[I know this is not the way one is supposed to blog about a vacation. I choose to ignore that.]
Club sandwiches have rules. As Mitch Hedberg would say, if you don’t follow them, you’re not part of the club.
The rules are: bread, chicken and lettuce, bread, tomato and bacon, optional american cheese, bread. All bread toasted. Mayonnaise. Cut in four. It comes with french fries and poorly constructed coleslaw.
Simple. Do that, and you’re part of the club.
A friend who has spent time in food services used to interview potential cooks by asking them to make a club sandwich. Acceptable variation is certainly allowed, but it seems like a good test of “can you just make some decent food?”
There are often things labeled “club sandwich” on menus in Asia. I occasionally order them hoping for some taste of home. After all, how hard could it be? There are rules.
It turns out that these rules have not been effectively transmitted to Asia.
The first example is actually a favourite of mine. It is from the Vineyard in Hangzhou, an expat place near the Yuquan campus where I lived while teaching there: (click through on any of the images for detail)
It’s moderately club-sandwich-like. There are three pieces of bread. Ham is substituted for chicken. Cut in two instead of four. It doesn’t taste entirely like a club sandwich but it’s good. This is the high point of our journey.
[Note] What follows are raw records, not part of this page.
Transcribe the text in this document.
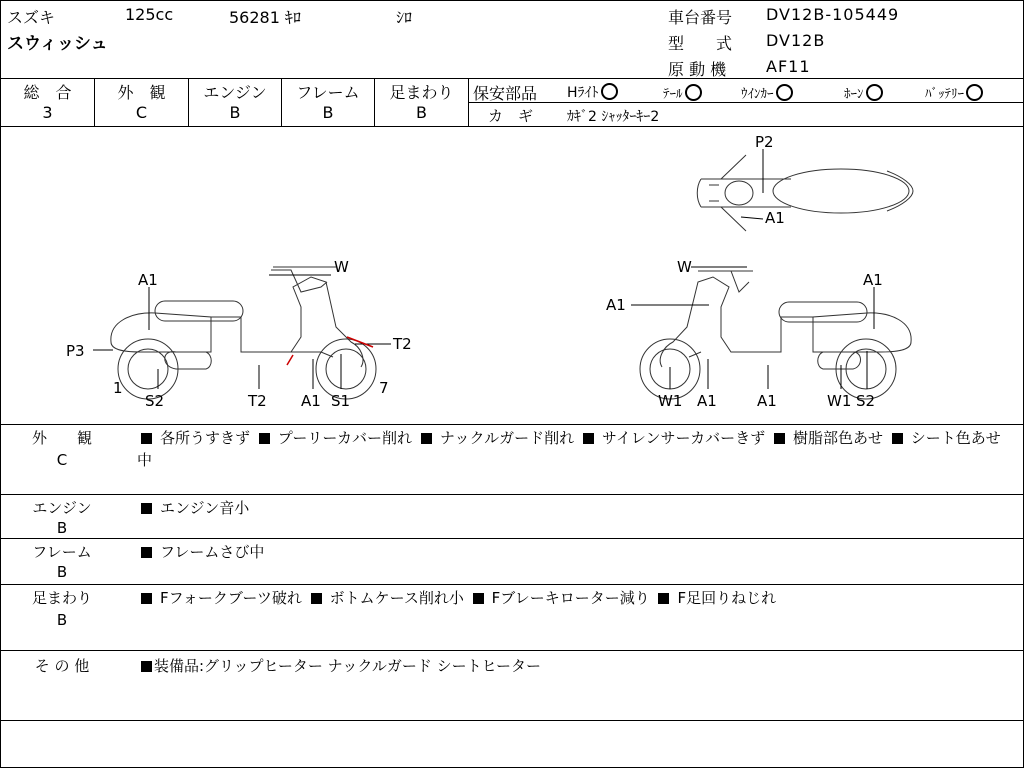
スズキ	125cc	56281 ｷﾛ	ｼﾛ
スウィッシュ
車台番号 DV12B-105449
型　　式 DV12B
原 動 機 AF11
総　合
3
外　観
C
エンジン
B
フレーム
B
足まわり
B
保安部品 Hﾗｲﾄ	ﾃｰﾙ	ｳｲﾝｶｰ	ﾎｰﾝ	ﾊﾞｯﾃﾘｰ
カ　ギ ｶｷﾞ2 ｼｬｯﾀｰｷｰ2
A1
W
P3	T2
1
S2	T2 A1 S1
7
P2
A1
W
A1
A1
W1 A1	A1	W1 S2
外　　観
C
各所うすきず プーリーカバー削れ ナックルガード削れ サイレンサーカバーきず 樹脂部色あせ シート色あせ中
エンジン
B
エンジン音小
フレーム
B
フレームさび中
足まわり
B
Fフォークブーツ破れ ボトムケース削れ小 Fブレーキローター減り F足回りねじれ
そ の 他	装備品:グリップヒーター ナックルガード シートヒーター
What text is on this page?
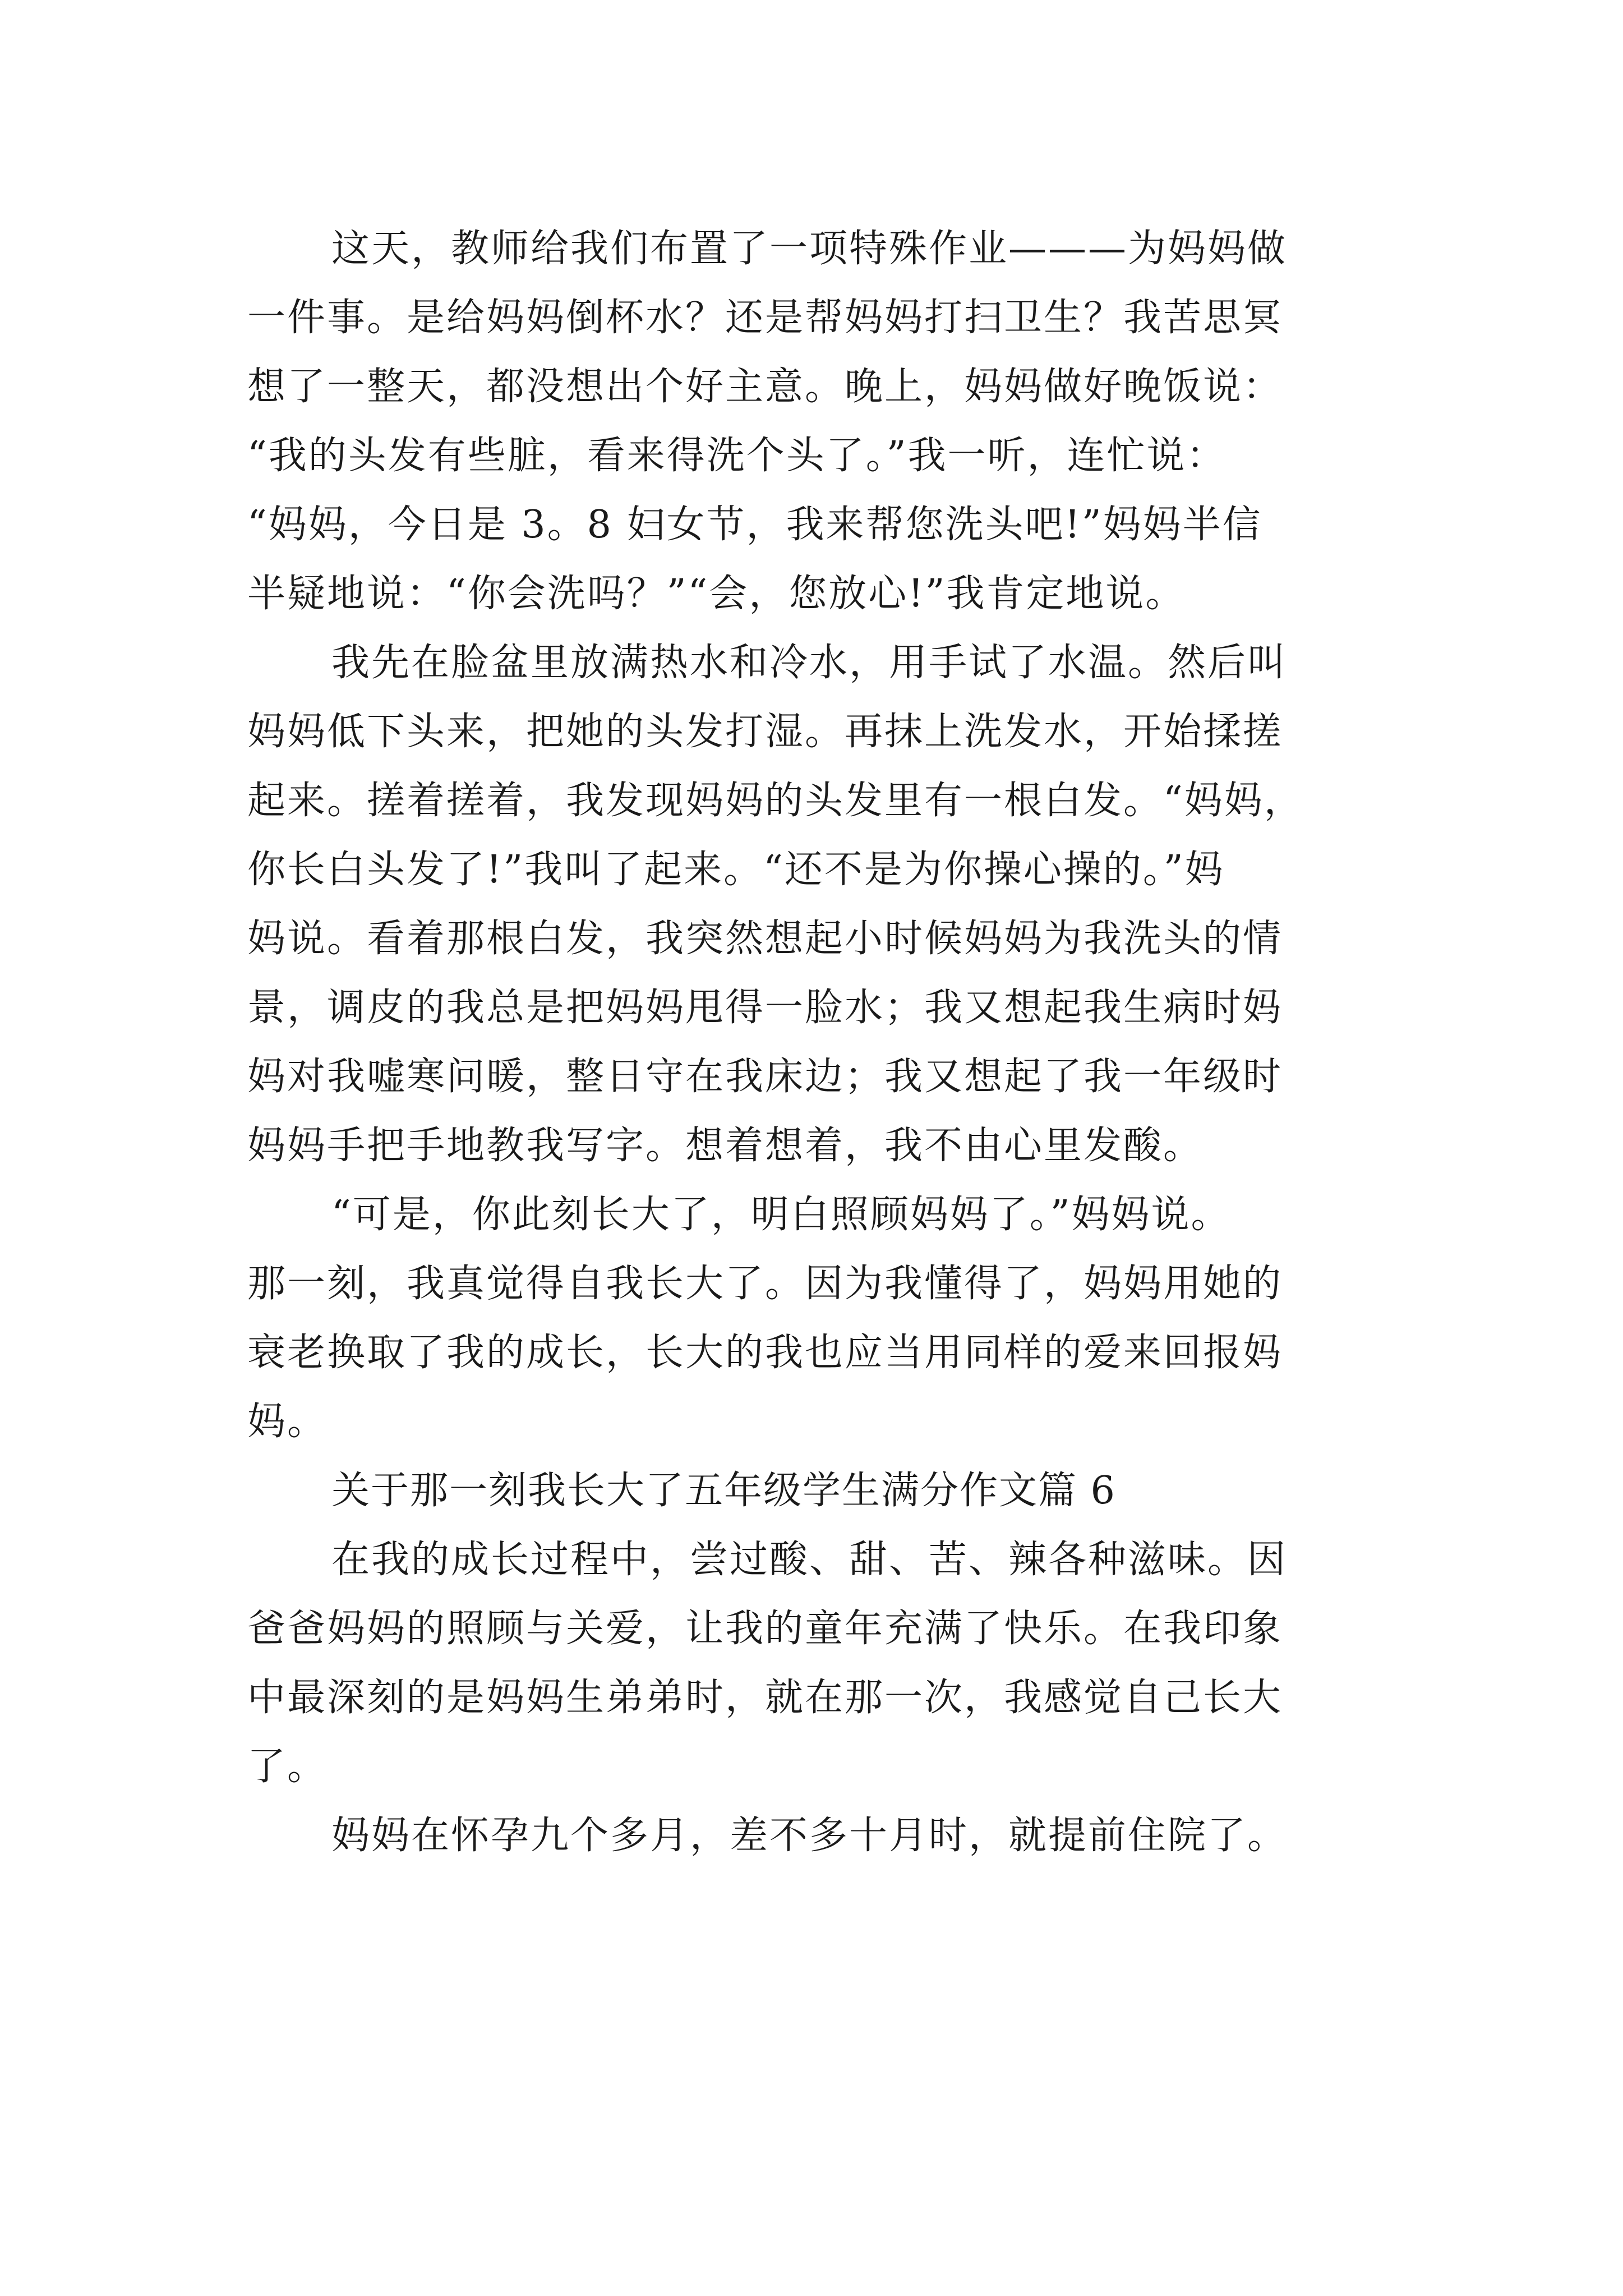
这天，教师给我们布置了一项特殊作业———为妈妈做
一件事。是给妈妈倒杯水？还是帮妈妈打扫卫生？我苦思冥
想了一整天，都没想出个好主意。晚上，妈妈做好晚饭说：
“我的头发有些脏，看来得洗个头了。”我一听，连忙说：
“妈妈，今日是 3。8 妇女节，我来帮您洗头吧!”妈妈半信
半疑地说：“你会洗吗？”“会，您放心!”我肯定地说。
我先在脸盆里放满热水和冷水，用手试了水温。然后叫
妈妈低下头来，把她的头发打湿。再抹上洗发水，开始揉搓
起来。搓着搓着，我发现妈妈的头发里有一根白发。“妈妈，
你长白头发了!”我叫了起来。“还不是为你操心操的。”妈
妈说。看着那根白发，我突然想起小时候妈妈为我洗头的情
景，调皮的我总是把妈妈甩得一脸水；我又想起我生病时妈
妈对我嘘寒问暖，整日守在我床边；我又想起了我一年级时
妈妈手把手地教我写字。想着想着，我不由心里发酸。
“可是，你此刻长大了，明白照顾妈妈了。”妈妈说。
那一刻，我真觉得自我长大了。因为我懂得了，妈妈用她的
衰老换取了我的成长，长大的我也应当用同样的爱来回报妈
妈。
关于那一刻我长大了五年级学生满分作文篇 6
在我的成长过程中，尝过酸、甜、苦、辣各种滋味。因
爸爸妈妈的照顾与关爱，让我的童年充满了快乐。在我印象
中最深刻的是妈妈生弟弟时，就在那一次，我感觉自己长大
了。
妈妈在怀孕九个多月，差不多十月时，就提前住院了。
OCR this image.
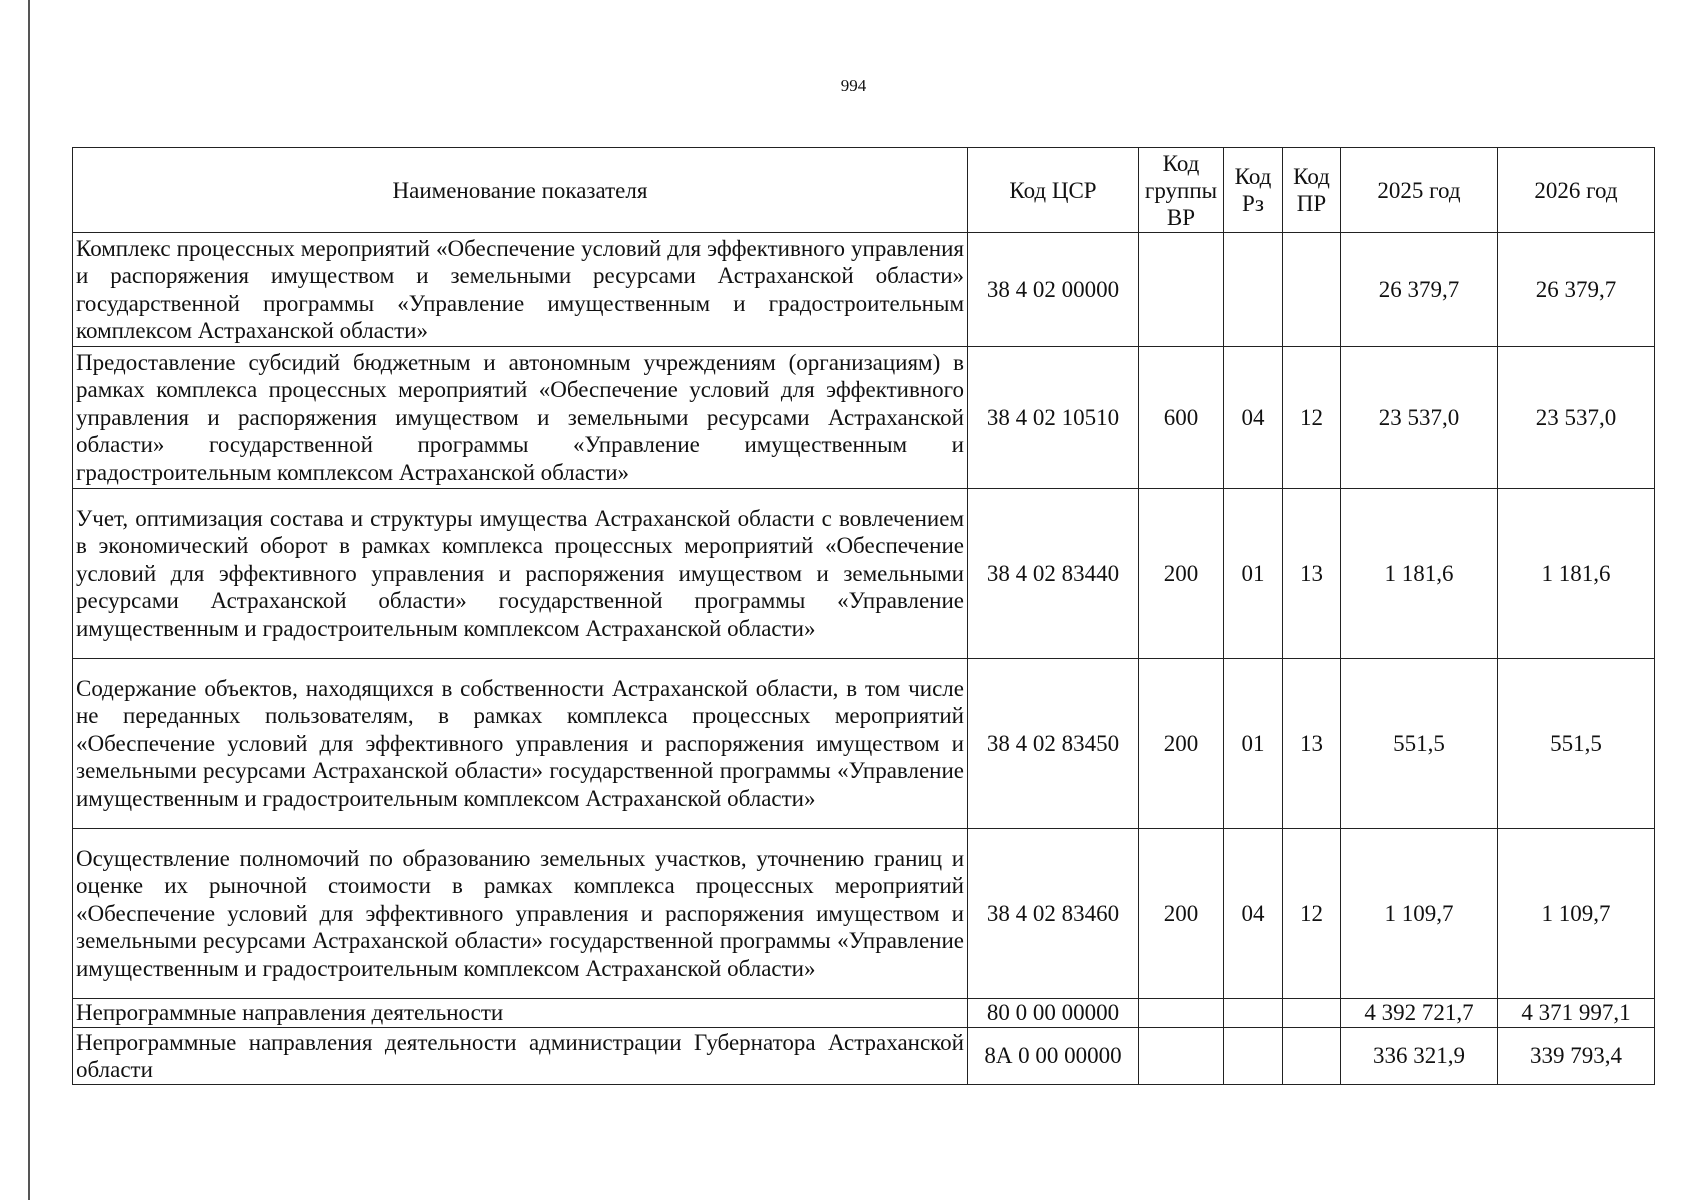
994
Наименование показателя	Код ЦСР	Код группы ВР	Код Рз	Код ПР	2025 год	2026 год
Комплекс процессных мероприятий «Обеспечение условий для эффективного управления и распоряжения имуществом и земельными ресурсами Астраханской области» государственной программы «Управление имущественным и градостроительным комплексом Астраханской области»	38 4 02 00000				26 379,7	26 379,7
Предоставление субсидий бюджетным и автономным учреждениям (организациям) в рамках комплекса процессных мероприятий «Обеспечение условий для эффективного управления и распоряжения имуществом и земельными ресурсами Астраханской области» государственной программы «Управление имущественным и градостроительным комплексом Астраханской области»	38 4 02 10510	600	04	12	23 537,0	23 537,0
Учет, оптимизация состава и структуры имущества Астраханской области с вовлечением в экономический оборот в рамках комплекса процессных мероприятий «Обеспечение условий для эффективного управления и распоряжения имуществом и земельными ресурсами Астраханской области» государственной программы «Управление имущественным и градостроительным комплексом Астраханской области»	38 4 02 83440	200	01	13	1 181,6	1 181,6
Содержание объектов, находящихся в собственности Астраханской области, в том числе не переданных пользователям, в рамках комплекса процессных мероприятий «Обеспечение условий для эффективного управления и распоряжения имуществом и земельными ресурсами Астраханской области» государственной программы «Управление имущественным и градостроительным комплексом Астраханской области»	38 4 02 83450	200	01	13	551,5	551,5
Осуществление полномочий по образованию земельных участков, уточнению границ и оценке их рыночной стоимости в рамках комплекса процессных мероприятий «Обеспечение условий для эффективного управления и распоряжения имуществом и земельными ресурсами Астраханской области» государственной программы «Управление имущественным и градостроительным комплексом Астраханской области»	38 4 02 83460	200	04	12	1 109,7	1 109,7
Непрограммные направления деятельности	80 0 00 00000				4 392 721,7	4 371 997,1
Непрограммные направления деятельности администрации Губернатора Астраханской области	8А 0 00 00000				336 321,9	339 793,4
The next example is from a cafe in the Shanghai Pudong airport and is much more typical of Chinese club sandwiches:
Three slices of bread, but crusts cut off. An egg for some reason, which I don’t mind since I believe an egg can be added to any savory dish to enhance it. There is some chicken salad like substance serving as a poor substitute for chicken. Ham substituted for bacon. One forlorn little piece of lettuce is split between the four quarters. An irritating amount of mayo. Only the innermost bite of each piece really has any filling. After that bite, it’s vaguely sweet Chinese “toast bread” with mayo. Four pringles act poorly as fries.
This happened at a resort in the Philippines. There was a picture on the menu, but I thought “no… they couldn’t legally serve that as a club sandwich. It’ll be different.” It wasn’t.
Four (four!) slices of bread with the crusts cut off. A crumbled bacon and chicken salad melange. Lettuce, cucumber and tomato. A scrambled egg and thick slab of weak cheddar. Cut in two.
That kind of thing should get a cook sent to the Hague.
A final entry from a random western-ish restaurant in a mall in Cebu. I knew it wasn’t going to be good, but I ordered it anyway:
Three slices of bread toasted in a panini press. Ham, chicken salad with some egg in there somewhere. Roast beef, lettuce tomato, cheese. A poor entry overall.
I have developed a real love of the Philippines, but this is a serious deficiency in the culture.
There is no real conclusion to this post, other than perhaps “get your club sandwiches from diners in North America.”